Search code examples
vb.netmurmurhash

MurmurHash3 Test Vectors


I'm trying to port a C# implementation of MurmurHash3 to VB.Net.

It runs... but can someone provide me with some known Test Vectors to verify correctness?

  • Known string text
  • Seed value
  • Result of MurmurHash3

Thanks in advance.

Edit : I'm limiting the implementation to only the 32-bit MurmurHash3, but if you can also provide vectors for the 64-bit implementation, would also be good.


Solution

  • I finally got around to creating a MurMur3 implementation, and i managed to translate the SMHasher test code. My implementation gives the same result as the SMHasher test. That means i can finally give some useful, and assumed to be correct, test vectors.

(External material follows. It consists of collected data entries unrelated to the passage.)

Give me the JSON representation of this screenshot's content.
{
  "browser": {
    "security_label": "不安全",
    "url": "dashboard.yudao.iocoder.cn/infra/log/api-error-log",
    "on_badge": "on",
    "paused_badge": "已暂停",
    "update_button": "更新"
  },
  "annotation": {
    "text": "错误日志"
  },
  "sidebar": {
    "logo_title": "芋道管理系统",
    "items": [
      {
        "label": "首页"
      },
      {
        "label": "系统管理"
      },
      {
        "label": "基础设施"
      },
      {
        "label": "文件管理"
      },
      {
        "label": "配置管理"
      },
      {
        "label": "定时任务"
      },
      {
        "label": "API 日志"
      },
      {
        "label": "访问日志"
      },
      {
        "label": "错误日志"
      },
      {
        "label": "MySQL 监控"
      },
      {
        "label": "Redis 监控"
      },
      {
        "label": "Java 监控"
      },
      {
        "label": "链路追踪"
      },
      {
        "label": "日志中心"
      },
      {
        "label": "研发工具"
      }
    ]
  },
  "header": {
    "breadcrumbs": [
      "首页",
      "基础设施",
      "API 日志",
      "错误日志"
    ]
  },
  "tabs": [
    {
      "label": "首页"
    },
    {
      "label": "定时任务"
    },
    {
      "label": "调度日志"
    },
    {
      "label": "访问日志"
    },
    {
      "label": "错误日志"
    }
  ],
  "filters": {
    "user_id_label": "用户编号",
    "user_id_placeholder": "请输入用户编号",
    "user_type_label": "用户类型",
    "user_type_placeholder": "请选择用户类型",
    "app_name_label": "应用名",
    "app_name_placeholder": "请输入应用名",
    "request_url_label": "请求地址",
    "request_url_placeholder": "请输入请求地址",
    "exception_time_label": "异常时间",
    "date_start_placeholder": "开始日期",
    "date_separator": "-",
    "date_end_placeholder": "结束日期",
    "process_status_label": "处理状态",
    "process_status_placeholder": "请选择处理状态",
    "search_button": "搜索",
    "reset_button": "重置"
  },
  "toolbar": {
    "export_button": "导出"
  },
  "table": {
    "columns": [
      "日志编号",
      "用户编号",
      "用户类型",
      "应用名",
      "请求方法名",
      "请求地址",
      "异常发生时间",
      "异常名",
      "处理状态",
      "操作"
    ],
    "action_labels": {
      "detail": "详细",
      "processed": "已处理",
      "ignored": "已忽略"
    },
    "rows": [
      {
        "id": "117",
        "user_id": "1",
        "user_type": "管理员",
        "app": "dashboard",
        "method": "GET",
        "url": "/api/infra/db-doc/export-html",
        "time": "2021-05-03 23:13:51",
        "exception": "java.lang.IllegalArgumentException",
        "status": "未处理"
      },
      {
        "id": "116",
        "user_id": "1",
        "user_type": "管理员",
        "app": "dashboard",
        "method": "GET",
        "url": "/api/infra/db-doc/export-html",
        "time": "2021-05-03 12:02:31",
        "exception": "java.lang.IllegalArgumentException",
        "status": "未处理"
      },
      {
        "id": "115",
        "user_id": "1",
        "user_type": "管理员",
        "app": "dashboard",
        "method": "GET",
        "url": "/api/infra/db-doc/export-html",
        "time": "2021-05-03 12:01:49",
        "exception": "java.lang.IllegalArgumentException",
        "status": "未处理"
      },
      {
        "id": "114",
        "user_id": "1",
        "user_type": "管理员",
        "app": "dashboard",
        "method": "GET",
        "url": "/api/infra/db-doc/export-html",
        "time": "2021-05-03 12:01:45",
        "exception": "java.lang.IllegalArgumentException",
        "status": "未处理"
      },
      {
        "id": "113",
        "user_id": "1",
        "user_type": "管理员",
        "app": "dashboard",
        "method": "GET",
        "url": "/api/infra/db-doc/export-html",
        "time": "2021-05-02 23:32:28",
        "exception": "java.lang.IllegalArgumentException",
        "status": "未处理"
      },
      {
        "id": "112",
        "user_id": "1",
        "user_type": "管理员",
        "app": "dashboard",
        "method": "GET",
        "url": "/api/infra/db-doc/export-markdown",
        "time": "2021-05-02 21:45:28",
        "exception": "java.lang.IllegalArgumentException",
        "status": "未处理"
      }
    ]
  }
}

    This is for Murmur3_x86_32 only

    | Input        | Seed       | Expected   |
    |--------------|------------|------------|
    | (no bytes)   | 0          | 0          | with zero data and zero seed, everything becomes zero
    | (no bytes)   | 1          | 0x514E28B7 | ignores nearly all the math
    | (no bytes)   | 0xffffffff | 0x81F16F39 | make sure your seed uses unsigned 32-bit math
    | FF FF FF FF  | 0          | 0x76293B50 | make sure 4-byte chunks use unsigned math
    | 21 43 65 87  | 0          | 0xF55B516B | Endian order. UInt32 should end up as 0x87654321
    | 21 43 65 87  | 0x5082EDEE | 0x2362F9DE | Special seed value eliminates initial key with xor
    | 21 43 65     | 0          | 0x7E4A8634 | Only three bytes. Should end up as 0x654321
    | 21 43        | 0          | 0xA0F7B07A | Only two bytes. Should end up as 0x4321
    | 21           | 0          | 0x72661CF4 | Only one byte. Should end up as 0x21
    | 00 00 00 00  | 0          | 0x2362F9DE | Make sure compiler doesn't see zero and convert to null
    | 00 00 00     | 0          | 0x85F0B427 | 
    | 00 00        | 0          | 0x30F4C306 |
    | 00           | 0          | 0x514E28B7 |
    

    For those of you who will be porting to a language that doesn't have actual arrays, i also have some string based tests. For these tests:

    • all strings are assumed to be UTF-8 encoded
    • and do not include any null terminator

    I'll leave these in code form:

    TestString("", 0, 0); //empty string with zero seed should give zero
    TestString("", 1, 0x514E28B7);
    TestString("", 0xffffffff, 0x81F16F39); //make sure seed value is handled unsigned
    TestString("\0\0\0\0", 0, 0x2362F9DE); //make sure we handle embedded nulls
    
    
    TestString("aaaa", 0x9747b28c, 0x5A97808A); //one full chunk
    TestString("aaa", 0x9747b28c, 0x283E0130); //three characters
    TestString("aa", 0x9747b28c, 0x5D211726); //two characters
    TestString("a", 0x9747b28c, 0x7FA09EA6); //one character
    
    //Endian order within the chunks
    TestString("abcd", 0x9747b28c, 0xF0478627); //one full chunk
    TestString("abc", 0x9747b28c, 0xC84A62DD);
    TestString("ab", 0x9747b28c, 0x74875592);
    TestString("a", 0x9747b28c, 0x7FA09EA6);
    
    TestString("Hello, world!", 0x9747b28c, 0x24884CBA);
    
    //Make sure you handle UTF-8 high characters. A bcrypt implementation messed this up
    TestString("ππππππππ", 0x9747b28c, 0xD58063C1); //U+03C0: Greek Small Letter Pi
    
    //String of 256 characters.
    //Make sure you don't store string lengths in a char, and overflow at 255 bytes (as OpenBSD's canonical BCrypt implementation did)
    TestString(StringOfChar("a", 256), 0x9747b28c, 0x37405BDC);
    

    I'll post just two of the 11 SHA-2 test vectors that i converted to Murmur3.

    TestString("abc", 0, 0xB3DD93FA);
    TestString("abcdbcdecdefdefgefghfghighijhijkijkljklmklmnlmnomnopnopq", 0, 0xEE925B90);
    

    And finally, the big one:

    • Key: "The quick brown fox jumps over the lazy dog"
    • Seed: 0x9747b28c
    • Hash: 0x2FA826CD

    If anyone else can confirm any/all of these vectors from their implementations.

    And, again, these test vectors come from an implementation that passes the SMHasher 256 iteration loop test from KeySetTest.cpp - VerificationTest(...).

    These tests came from my implementation in Delphi. I also created an implementation in Lua (which isn't big on supporting arrays).

    Note: Any code released into public domain. No attribution required.